Toujours au cours de ce repas, nous allons disposer des clefs qui ouvriront la compréhension de la triste histoire de Ben et de son jeune ami Patrick, dont la mort ne sera précisément qu’une « installation ». Cette histoire secondaire vise  à étoffer les personnages secondaires précisément, pour donner chair au récit linéaire des derniers mois de  la vie de Peter. Elle vise aussi à moquer le milieu de l’art – mais avons-nous besoin de ces démonstrations grandiloquentes pour nous persuader du ridicule des « communicants » et de leur geste artistique ?  

Enfin, l’évocation d’Ibsen, toujours au cours du même repas, et qui courra tout au long du récit vise à nous faire comprendre à quelle hauteur se situe l’intention de l’auteur

 Roman médiocre car convenu, faussement imprévisible, cousu de fil blanc, aux personnages  manipulés tels des marionnettes par  leurs affects. Finalement, le genre « roman psychologique » regroupe peut être tout simplement les mauvais et médiocres romans, ceux que l’on parcourt à toute vitesse pour les terminer lorsqu’on veut en faire la chronique.

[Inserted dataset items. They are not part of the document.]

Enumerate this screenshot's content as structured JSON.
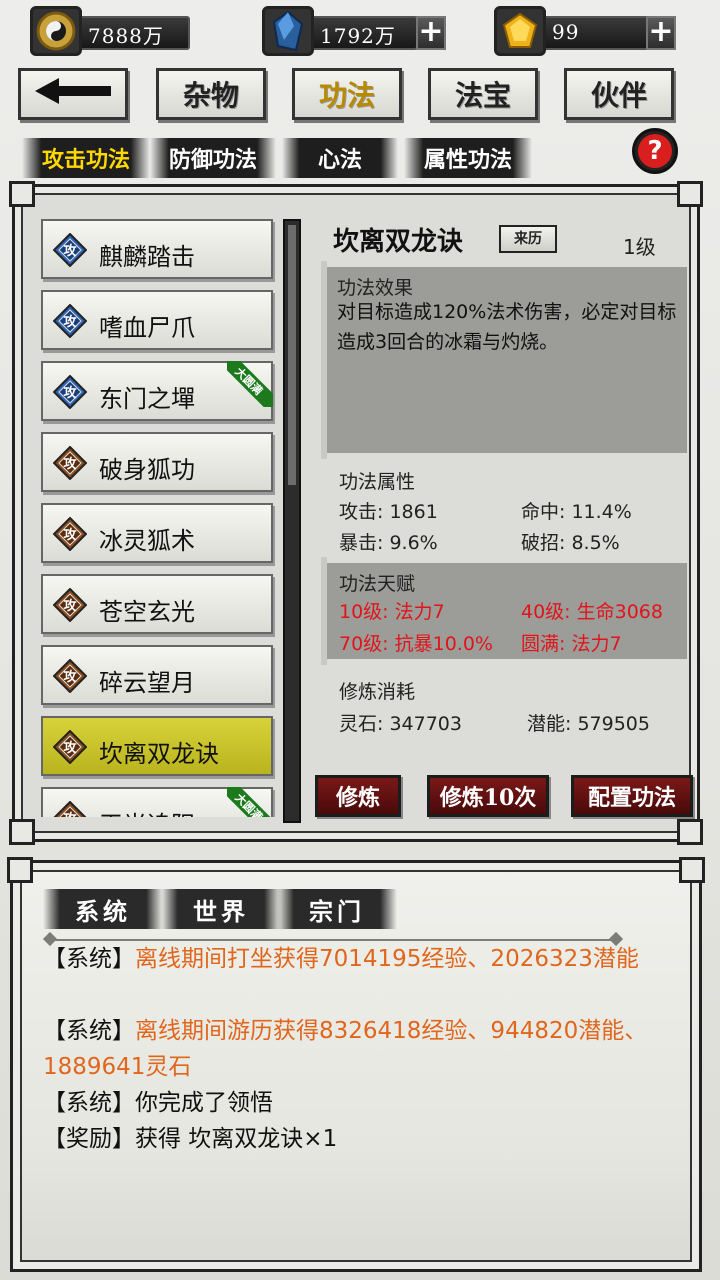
{
  "currencies": [
    {
      "icon": "yin-yang-coin-icon",
      "value": "7888万",
      "has_plus": false
    },
    {
      "icon": "blue-crystal-icon",
      "value": "1792万",
      "has_plus": true
    },
    {
      "icon": "gold-gem-icon",
      "value": "99",
      "has_plus": true
    }
  ],
  "nav": {
    "back_icon": "back-arrow-icon",
    "items": [
      "杂物",
      "功法",
      "法宝",
      "伙伴"
    ],
    "active": "功法"
  },
  "subtabs": {
    "items": [
      "攻击功法",
      "防御功法",
      "心法",
      "属性功法"
    ],
    "active": "攻击功法",
    "help": "?"
  },
  "skills": [
    {
      "name": "麒麟踏击",
      "badge": "攻",
      "badge_style": "blue",
      "tag": ""
    },
    {
      "name": "嗜血尸爪",
      "badge": "攻",
      "badge_style": "blue",
      "tag": ""
    },
    {
      "name": "东门之墠",
      "badge": "攻",
      "badge_style": "blue",
      "tag": "大圆满"
    },
    {
      "name": "破身狐功",
      "badge": "攻",
      "badge_style": "brown",
      "tag": ""
    },
    {
      "name": "冰灵狐术",
      "badge": "攻",
      "badge_style": "brown",
      "tag": ""
    },
    {
      "name": "苍空玄光",
      "badge": "攻",
      "badge_style": "brown",
      "tag": ""
    },
    {
      "name": "碎云望月",
      "badge": "攻",
      "badge_style": "brown",
      "tag": ""
    },
    {
      "name": "坎离双龙诀",
      "badge": "攻",
      "badge_style": "brown",
      "tag": "",
      "selected": true
    },
    {
      "name": "天光追阳",
      "badge": "攻",
      "badge_style": "brown",
      "tag": "大圆满"
    }
  ],
  "detail": {
    "title": "坎离双龙诀",
    "origin_button": "来历",
    "level": "1级",
    "effect_header": "功法效果",
    "effect_text": "对目标造成120%法术伤害，必定对目标造成3回合的冰霜与灼烧。",
    "attr_header": "功法属性",
    "attrs": [
      {
        "label": "攻击:",
        "value": "1861"
      },
      {
        "label": "命中:",
        "value": "11.4%"
      },
      {
        "label": "暴击:",
        "value": "9.6%"
      },
      {
        "label": "破招:",
        "value": "8.5%"
      }
    ],
    "talent_header": "功法天赋",
    "talents": [
      "10级: 法力7",
      "40级: 生命3068",
      "70级: 抗暴10.0%",
      "圆满: 法力7"
    ],
    "cost_header": "修炼消耗",
    "costs": [
      {
        "label": "灵石:",
        "value": "347703"
      },
      {
        "label": "潜能:",
        "value": "579505"
      }
    ],
    "buttons": [
      "修炼",
      "修炼10次",
      "配置功法"
    ]
  },
  "chat": {
    "tabs": [
      "系统",
      "世界",
      "宗门"
    ],
    "messages": [
      {
        "prefix": "【系统】",
        "text": "离线期间打坐获得7014195经验、2026323潜能",
        "highlight": true
      },
      {
        "prefix": "【系统】",
        "text": "离线期间游历获得8326418经验、944820潜能、1889641灵石",
        "highlight": true
      },
      {
        "prefix": "【系统】",
        "text": "你完成了领悟",
        "highlight": false
      },
      {
        "prefix": "【奖励】",
        "text": "获得 坎离双龙诀×1",
        "highlight": false
      }
    ]
  },
  "colors": {
    "accent_yellow": "#ffd800",
    "talent_red": "#e0151b",
    "message_orange": "#e0661c",
    "selected_item": "#c8c22a"
  }
}
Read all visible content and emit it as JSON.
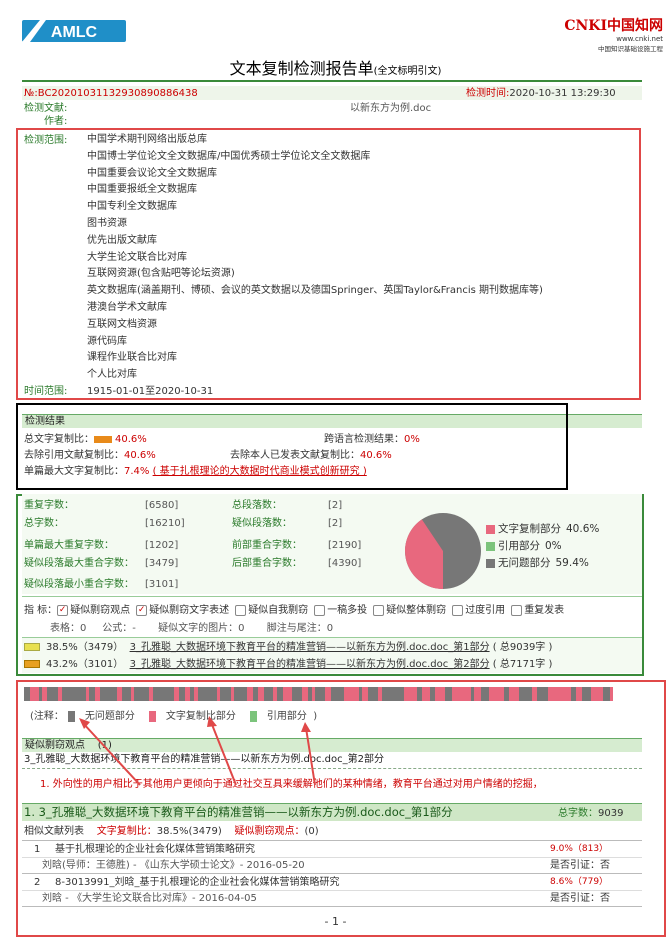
{
  "header": {
    "logo_text": "AMLC",
    "cnki_brand": "CNKI中国知网",
    "cnki_url": "www.cnki.net",
    "cnki_sub": "中国知识基础设施工程",
    "title": "文本复制检测报告单",
    "title_suffix": "(全文标明引文)"
  },
  "meta": {
    "report_id": "№:BC20201031132930890886438",
    "check_time_label": "检测时间:",
    "check_time": "2020-10-31 13:29:30",
    "doc_label": "检测文献:",
    "doc_value": "以新东方为例.doc",
    "author_label": "作者:",
    "scope_label": "检测范围:",
    "time_range_label": "时间范围:",
    "time_range": "1915-01-01至2020-10-31"
  },
  "scope": [
    "中国学术期刊网络出版总库",
    "中国博士学位论文全文数据库/中国优秀硕士学位论文全文数据库",
    "中国重要会议论文全文数据库",
    "中国重要报纸全文数据库",
    "中国专利全文数据库",
    "图书资源",
    "优先出版文献库",
    "大学生论文联合比对库",
    "互联网资源(包含贴吧等论坛资源)",
    "英文数据库(涵盖期刊、博硕、会议的英文数据以及德国Springer、英国Taylor&Francis 期刊数据库等)",
    "港澳台学术文献库",
    "互联网文档资源",
    "源代码库",
    "课程作业联合比对库",
    "个人比对库"
  ],
  "result": {
    "head": "检测结果",
    "total_label": "总文字复制比：",
    "total": "40.6%",
    "cross_label": "跨语言检测结果：",
    "cross": "0%",
    "excl_quote_label": "去除引用文献复制比：",
    "excl_quote": "40.6%",
    "excl_self_label": "去除本人已发表文献复制比：",
    "excl_self": "40.6%",
    "single_max_label": "单篇最大文字复制比：",
    "single_max": "7.4%",
    "single_max_src": "( 基于扎根理论的大数据时代商业模式创新研究 )"
  },
  "stats": {
    "dup_chars_label": "重复字数：",
    "dup_chars": "[6580]",
    "total_paras_label": "总段落数：",
    "total_paras": "[2]",
    "total_chars_label": "总字数：",
    "total_chars": "[16210]",
    "sus_paras_label": "疑似段落数：",
    "sus_paras": "[2]",
    "single_max_dup_label": "单篇最大重复字数：",
    "single_max_dup": "[1202]",
    "front_overlap_label": "前部重合字数：",
    "front_overlap": "[2190]",
    "sus_max_label": "疑似段落最大重合字数：",
    "sus_max": "[3479]",
    "back_overlap_label": "后部重合字数：",
    "back_overlap": "[4390]",
    "sus_min_label": "疑似段落最小重合字数：",
    "sus_min": "[3101]"
  },
  "pie": {
    "legend": [
      {
        "label": "文字复制部分",
        "value": "40.6%",
        "color": "#e8687e"
      },
      {
        "label": "引用部分",
        "value": "0%",
        "color": "#7cc47c"
      },
      {
        "label": "无问题部分",
        "value": "59.4%",
        "color": "#777777"
      }
    ],
    "copy_fraction": 0.406
  },
  "indicators": {
    "label": "指 标：",
    "items": [
      {
        "label": "疑似剽窃观点",
        "checked": true
      },
      {
        "label": "疑似剽窃文字表述",
        "checked": true
      },
      {
        "label": "疑似自我剽窃",
        "checked": false
      },
      {
        "label": "一稿多投",
        "checked": false
      },
      {
        "label": "疑似整体剽窃",
        "checked": false
      },
      {
        "label": "过度引用",
        "checked": false
      },
      {
        "label": "重复发表",
        "checked": false
      }
    ]
  },
  "counts": {
    "tables_label": "表格：",
    "tables": "0",
    "formula_label": "公式：",
    "formula": "-",
    "images_label": "疑似文字的图片：",
    "images": "0",
    "footnote_label": "脚注与尾注：",
    "footnote": "0"
  },
  "parts": [
    {
      "pct": "38.5%（3479）",
      "name": "3_孔雅聪_大数据环境下教育平台的精准营销——以新东方为例.doc.doc_第1部分",
      "total": "( 总9039字 )"
    },
    {
      "pct": "43.2%（3101）",
      "name": "3_孔雅聪_大数据环境下教育平台的精准营销——以新东方为例.doc.doc_第2部分",
      "total": "( 总7171字 )"
    }
  ],
  "bar_legend": {
    "note": "(注释：",
    "ok": "无问题部分",
    "copy": "文字复制比部分",
    "quote": "引用部分",
    "end": ")"
  },
  "viewpoint": {
    "head": "疑似剽窃观点",
    "head_count": "(1)",
    "doc": "3_孔雅聪_大数据环境下教育平台的精准营销——以新东方为例.doc.doc_第2部分",
    "item": "1.  外向性的用户相比于其他用户更倾向于通过社交互具来缓解他们的某种情绪，教育平台通过对用户情绪的挖掘，"
  },
  "section1": {
    "title": "1. 3_孔雅聪_大数据环境下教育平台的精准营销——以新东方为例.doc.doc_第1部分",
    "chars_label": "总字数：",
    "chars": "9039",
    "list_label": "相似文献列表",
    "ratio_label": "文字复制比：",
    "ratio": "38.5%(3479)",
    "plag_label": "疑似剽窃观点：",
    "plag": "(0)"
  },
  "similar": [
    {
      "no": "1",
      "title": "基于扎根理论的企业社会化媒体营销策略研究",
      "pct": "9.0%（813）",
      "source": "刘晗(导师：王德胜) - 《山东大学硕士论文》- 2016-05-20",
      "cite": "是否引证：否"
    },
    {
      "no": "2",
      "title": "8-3013991_刘晗_基于扎根理论的企业社会化媒体营销策略研究",
      "pct": "8.6%（779）",
      "source": "刘晗 - 《大学生论文联合比对库》- 2016-04-05",
      "cite": "是否引证：否"
    }
  ],
  "page_no": "- 1 -",
  "colors": {
    "copy": "#e8687e",
    "ok": "#777777",
    "quote": "#7cc47c",
    "green": "#3a8a3a",
    "red": "#cc0000"
  }
}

 Albertine, 23 février 2012

Le modèle
Lars Saabye Christensen
JC Lattès

 

Présentation de l'éditeur

 

Peter Wihl est un peintre reconnu. Alors qu'il prépare sa prochaine exposition, prévue le jour de ses cinquante ans, Peter est victime d'un malaise. Le diagnostic est imparable : il va devenir aveugle. Catastrophique, cette nouvelle menace l'activité créatrice du peintre, et va réveiller les instincts les plus vils chez cet homme faible et souvent indélicat. Quelles limites morales et éthiques Peter Wihl est-il capable de franchir pour enrayer le mal ? A qui faire confiance ? A Thomas Hammer, l'ophtalmologue au parcours douteux, qui lui promet la guérison ? Peter devra pour cela conclure un pacte démoniaque. Un roman aux accents faustiens.